Wypadek samochodu OSP, zginął kierowca.

 

31-letni strażak - kierowca zginął na miejscu, a czterech innych strażaków zostało rannych w wypadku, do którego doszło w niedzielę w Sadkowicach w gminie Solec nad Wisłą. Ford transit z OSP Opole Lubelskie wywrócił się i wpadł do rowu.

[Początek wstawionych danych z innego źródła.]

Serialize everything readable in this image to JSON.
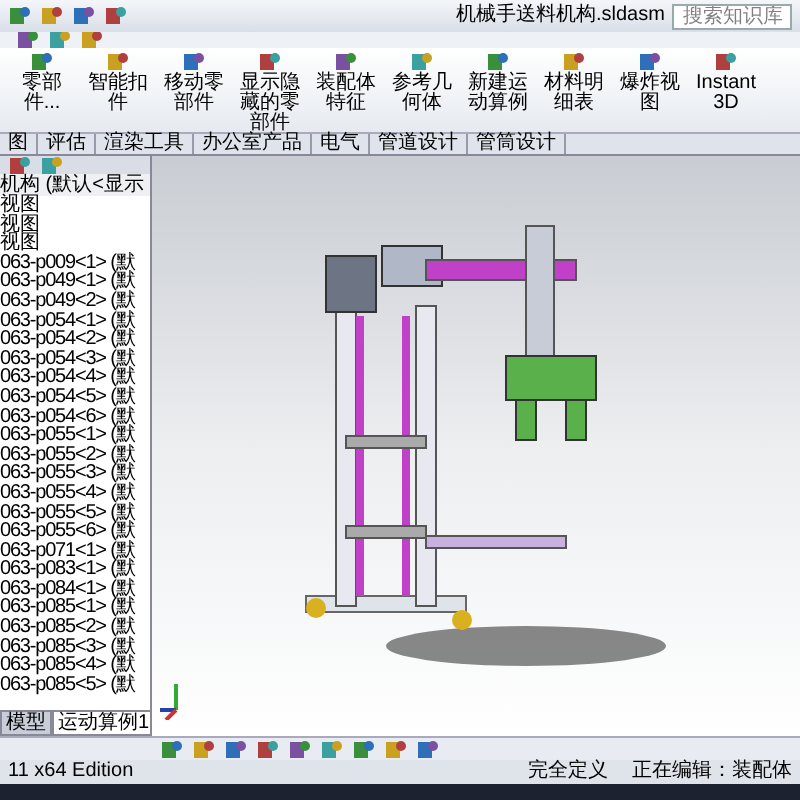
{
  "window": {
    "title": "机械手送料机构.sldasm",
    "search": {
      "placeholder": "搜索知识库"
    }
  },
  "ribbon": {
    "buttons": [
      {
        "label": "零部件..."
      },
      {
        "label": "智能扣件"
      },
      {
        "label": "移动零部件"
      },
      {
        "label": "显示隐藏的零部件"
      },
      {
        "label": "装配体特征"
      },
      {
        "label": "参考几何体"
      },
      {
        "label": "新建运动算例"
      },
      {
        "label": "材料明细表"
      },
      {
        "label": "爆炸视图"
      },
      {
        "label": "Instant3D"
      }
    ]
  },
  "tabs": [
    {
      "label": "图",
      "selected": false
    },
    {
      "label": "评估",
      "selected": false
    },
    {
      "label": "渲染工具",
      "selected": false
    },
    {
      "label": "办公室产品",
      "selected": false
    },
    {
      "label": "电气",
      "selected": false
    },
    {
      "label": "管道设计",
      "selected": false
    },
    {
      "label": "管筒设计",
      "selected": false
    }
  ],
  "tree": {
    "header": "机构 (默认<显示",
    "views": [
      "视图",
      "视图",
      "视图"
    ],
    "parts": [
      "063-p009<1> (默",
      "063-p049<1> (默",
      "063-p049<2> (默",
      "063-p054<1> (默",
      "063-p054<2> (默",
      "063-p054<3> (默",
      "063-p054<4> (默",
      "063-p054<5> (默",
      "063-p054<6> (默",
      "063-p055<1> (默",
      "063-p055<2> (默",
      "063-p055<3> (默",
      "063-p055<4> (默",
      "063-p055<5> (默",
      "063-p055<6> (默",
      "063-p071<1> (默",
      "063-p083<1> (默",
      "063-p084<1> (默",
      "063-p085<1> (默",
      "063-p085<2> (默",
      "063-p085<3> (默",
      "063-p085<4> (默",
      "063-p085<5> (默"
    ]
  },
  "bottom_tabs": [
    {
      "label": "模型",
      "selected": false
    },
    {
      "label": "运动算例1",
      "selected": true
    }
  ],
  "status_bar": {
    "edition": "11 x64 Edition",
    "state": "完全定义",
    "mode": "正在编辑：装配体"
  }
}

Do zdarzenia doszło w niedzielę około godziny 16 w Sadkowicach koło Solca nad Wisłą. Kierujący fordem transitem 31-letni strażak stracił panowanie nad pojazdem na łuku drogi, w wyniku czego zjechał on do rowu i wywrócił się. Ford transit należał do Ochotniczej Straży Pożarnej w Opolu Lubelskim. Kierowca forda zginął na miejscu, poszkodowanych zostało też czterech innych strażaków. Dwóch z nich zostało przewiezionych do szpitala w Poniatowej, a dwóch kolejnych do szpitala w Lipsku. Na miejscu był też prokurator z Prokuratury Rejonowej w Lipsku. Najprawdopodobniej strażacy jechali na lub z festynu w pobliskich Pawłowicach. Świętowała bowiem tamtejsza jednostka OSP. Tragicznie zmarły strażak pracował w pogotowiu ratunkowym, a strażakiem OSP był od wielu lat.